Когда я вырвался из тумана, Робби с тревогой смотрел на меня.

– Да ладно, – промямлил он.

– Нет уж, давай спрашивай, – настаивал я.

На лице его изобразилось такое волнение, что я пожалел, что сам не знаю вопроса, только б ему не пришлось его задавать.

Трепеща всем телом, он спросил:

– Можно купить ди-ви-ди «Матрицы»?

Я быстро обдумал ответ. В ожидании он обхватил себя руками.

– Но у нас есть этот фильм на видео, – медленно сказал я, как будто отвечая на загадку.

– Да, но на ди-ви-ди есть всякие дополнения и…

– Чего? Киану…

– Брет, – громко сказала Джейн, прервав обсуждение балетных занятий Сары, и, повернувшись к Робби, вдруг спросила: – Почему ты надел эту футболку?

– А чем футболка-то не угодила? – вмешался я, пытаясь спасти себя.

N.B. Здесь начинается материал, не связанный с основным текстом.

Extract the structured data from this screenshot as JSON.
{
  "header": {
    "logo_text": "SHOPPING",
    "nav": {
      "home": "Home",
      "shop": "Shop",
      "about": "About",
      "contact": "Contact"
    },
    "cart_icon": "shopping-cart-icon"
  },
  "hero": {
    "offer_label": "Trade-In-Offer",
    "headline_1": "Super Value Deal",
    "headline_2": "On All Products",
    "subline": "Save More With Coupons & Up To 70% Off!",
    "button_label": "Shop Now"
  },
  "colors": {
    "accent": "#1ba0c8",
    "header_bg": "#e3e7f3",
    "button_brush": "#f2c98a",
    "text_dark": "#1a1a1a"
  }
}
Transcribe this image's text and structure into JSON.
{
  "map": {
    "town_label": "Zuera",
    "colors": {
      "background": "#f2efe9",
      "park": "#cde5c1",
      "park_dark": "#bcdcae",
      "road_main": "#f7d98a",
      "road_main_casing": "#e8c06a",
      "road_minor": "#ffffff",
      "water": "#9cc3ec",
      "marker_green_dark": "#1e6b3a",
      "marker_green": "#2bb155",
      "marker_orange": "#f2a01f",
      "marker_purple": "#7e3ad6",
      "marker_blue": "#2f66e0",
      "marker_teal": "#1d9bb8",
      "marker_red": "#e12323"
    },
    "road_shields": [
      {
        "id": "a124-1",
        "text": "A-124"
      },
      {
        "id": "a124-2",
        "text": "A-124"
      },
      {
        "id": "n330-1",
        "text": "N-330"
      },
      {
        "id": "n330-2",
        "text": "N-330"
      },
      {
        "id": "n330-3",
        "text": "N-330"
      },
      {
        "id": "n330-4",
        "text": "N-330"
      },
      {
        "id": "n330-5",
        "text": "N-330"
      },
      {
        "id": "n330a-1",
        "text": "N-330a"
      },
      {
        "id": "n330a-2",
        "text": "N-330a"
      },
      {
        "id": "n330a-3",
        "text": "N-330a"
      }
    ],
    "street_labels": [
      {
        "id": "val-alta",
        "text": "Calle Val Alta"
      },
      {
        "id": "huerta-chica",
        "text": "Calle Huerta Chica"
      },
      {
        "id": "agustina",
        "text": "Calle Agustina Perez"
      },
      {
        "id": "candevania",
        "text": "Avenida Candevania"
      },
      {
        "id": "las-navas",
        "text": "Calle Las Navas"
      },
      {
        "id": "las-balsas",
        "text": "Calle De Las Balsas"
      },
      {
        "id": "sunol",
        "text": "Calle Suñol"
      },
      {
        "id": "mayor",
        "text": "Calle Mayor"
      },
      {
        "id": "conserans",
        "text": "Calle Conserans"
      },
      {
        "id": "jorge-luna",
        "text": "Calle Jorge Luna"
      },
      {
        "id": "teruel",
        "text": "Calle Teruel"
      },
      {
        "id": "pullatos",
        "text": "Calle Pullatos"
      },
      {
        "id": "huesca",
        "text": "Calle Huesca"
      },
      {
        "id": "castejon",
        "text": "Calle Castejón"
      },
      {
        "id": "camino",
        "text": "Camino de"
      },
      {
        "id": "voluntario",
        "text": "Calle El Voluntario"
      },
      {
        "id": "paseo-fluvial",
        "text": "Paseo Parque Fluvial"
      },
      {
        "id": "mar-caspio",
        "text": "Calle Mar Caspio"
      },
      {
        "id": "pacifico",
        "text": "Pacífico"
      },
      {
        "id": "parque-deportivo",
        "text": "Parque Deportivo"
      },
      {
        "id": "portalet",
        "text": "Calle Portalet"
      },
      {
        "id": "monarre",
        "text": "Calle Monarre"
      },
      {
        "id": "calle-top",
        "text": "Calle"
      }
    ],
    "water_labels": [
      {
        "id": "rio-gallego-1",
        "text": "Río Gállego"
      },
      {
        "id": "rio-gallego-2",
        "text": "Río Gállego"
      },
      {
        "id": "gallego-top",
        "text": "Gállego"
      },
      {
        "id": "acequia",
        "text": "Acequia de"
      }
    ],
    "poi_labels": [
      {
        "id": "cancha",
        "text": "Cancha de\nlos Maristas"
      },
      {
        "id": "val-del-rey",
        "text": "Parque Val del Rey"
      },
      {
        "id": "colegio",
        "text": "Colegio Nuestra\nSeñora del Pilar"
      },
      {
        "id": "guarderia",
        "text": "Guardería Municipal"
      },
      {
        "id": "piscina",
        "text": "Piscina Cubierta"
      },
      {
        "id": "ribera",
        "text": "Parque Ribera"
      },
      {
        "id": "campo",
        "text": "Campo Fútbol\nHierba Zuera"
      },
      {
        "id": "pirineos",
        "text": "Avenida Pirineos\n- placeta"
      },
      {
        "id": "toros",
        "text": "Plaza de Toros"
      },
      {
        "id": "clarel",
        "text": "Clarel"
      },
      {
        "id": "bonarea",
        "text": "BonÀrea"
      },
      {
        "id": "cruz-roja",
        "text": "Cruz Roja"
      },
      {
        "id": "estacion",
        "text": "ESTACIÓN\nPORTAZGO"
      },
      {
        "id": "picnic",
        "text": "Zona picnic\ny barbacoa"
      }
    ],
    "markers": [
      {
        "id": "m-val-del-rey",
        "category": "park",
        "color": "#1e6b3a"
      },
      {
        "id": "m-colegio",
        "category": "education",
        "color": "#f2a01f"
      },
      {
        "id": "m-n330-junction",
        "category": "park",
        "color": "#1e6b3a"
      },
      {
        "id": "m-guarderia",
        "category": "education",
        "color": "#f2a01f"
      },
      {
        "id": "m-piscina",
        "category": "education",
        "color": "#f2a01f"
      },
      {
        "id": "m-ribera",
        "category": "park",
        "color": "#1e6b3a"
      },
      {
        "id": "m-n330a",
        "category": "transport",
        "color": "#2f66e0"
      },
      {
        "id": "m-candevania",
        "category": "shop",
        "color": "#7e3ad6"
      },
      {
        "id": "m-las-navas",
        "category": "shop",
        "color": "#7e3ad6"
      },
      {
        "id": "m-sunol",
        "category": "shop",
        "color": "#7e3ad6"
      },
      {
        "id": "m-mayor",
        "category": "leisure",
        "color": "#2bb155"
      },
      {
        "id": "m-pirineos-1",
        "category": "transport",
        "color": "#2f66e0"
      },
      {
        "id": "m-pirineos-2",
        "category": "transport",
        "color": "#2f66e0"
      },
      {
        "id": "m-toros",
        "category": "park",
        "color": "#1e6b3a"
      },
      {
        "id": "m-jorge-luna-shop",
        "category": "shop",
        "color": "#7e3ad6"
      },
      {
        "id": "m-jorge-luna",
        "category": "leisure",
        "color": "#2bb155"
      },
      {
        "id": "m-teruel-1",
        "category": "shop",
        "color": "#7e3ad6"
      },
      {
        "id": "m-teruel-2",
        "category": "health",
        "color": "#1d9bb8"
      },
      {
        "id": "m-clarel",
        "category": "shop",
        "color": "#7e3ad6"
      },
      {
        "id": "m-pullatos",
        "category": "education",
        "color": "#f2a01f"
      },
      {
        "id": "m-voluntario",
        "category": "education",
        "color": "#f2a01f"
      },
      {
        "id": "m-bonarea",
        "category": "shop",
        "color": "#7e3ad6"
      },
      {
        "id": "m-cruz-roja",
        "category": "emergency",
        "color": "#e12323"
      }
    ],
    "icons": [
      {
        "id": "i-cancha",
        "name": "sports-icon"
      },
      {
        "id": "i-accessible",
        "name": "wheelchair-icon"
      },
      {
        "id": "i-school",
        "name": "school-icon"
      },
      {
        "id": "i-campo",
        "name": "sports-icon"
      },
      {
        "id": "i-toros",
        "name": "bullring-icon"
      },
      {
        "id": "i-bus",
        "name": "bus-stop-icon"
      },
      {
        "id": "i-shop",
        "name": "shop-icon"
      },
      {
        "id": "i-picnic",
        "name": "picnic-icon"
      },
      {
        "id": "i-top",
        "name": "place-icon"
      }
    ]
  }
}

– В школе нам запретили наряжаться в костюмы, помнишь? – мрачно пробурчал Робби. – Помнишь? – повторил он уже с обвинением в голосе.

Речь шла об электронном письме, разосланном родителям относительно Хэллоуина. Несмотря на запланированные на дневное время празднества, администрация предупреждала, что приходить в костюмах нежелательно, и советовала нарядиться «собой». Сначала в школе одобрили «подходящие» костюмы, при этом активно отговаривали приходить в неподходящих (ничего «жестокого» или «страшного», никакого оружия), что вызвало у детей весьма предсказуемое возмущение, несмотря на все таблетки, которыми их пичкали, после чего костюмы просто запретили (измученные родители молили о компромиссе – «номинально пугающие?», – но им было отказано). Это ужасно расстроило Робби, и пока Джейн инспектировала только что вынутые из посудомоечной машины стаканы, я старался утешить сына. Мягко, по-отечески я попытался убедить его, что без костюмов будет всем даже лучше, и в качестве поучительного примера воспроизвел историю о том, как в седьмом классе пришел в школу наряженный вампиром и так измазал рот, подбородок и щеки в бутафорской крови, что мне запретили участвовать в ежегодном параде для младших школьников – директор сказал, что я их перепугаю. Мне было так стыдно – это действительно был поворотный момент, – что больше я уже на Хэллоуин не наряжался. Вот какой был позор.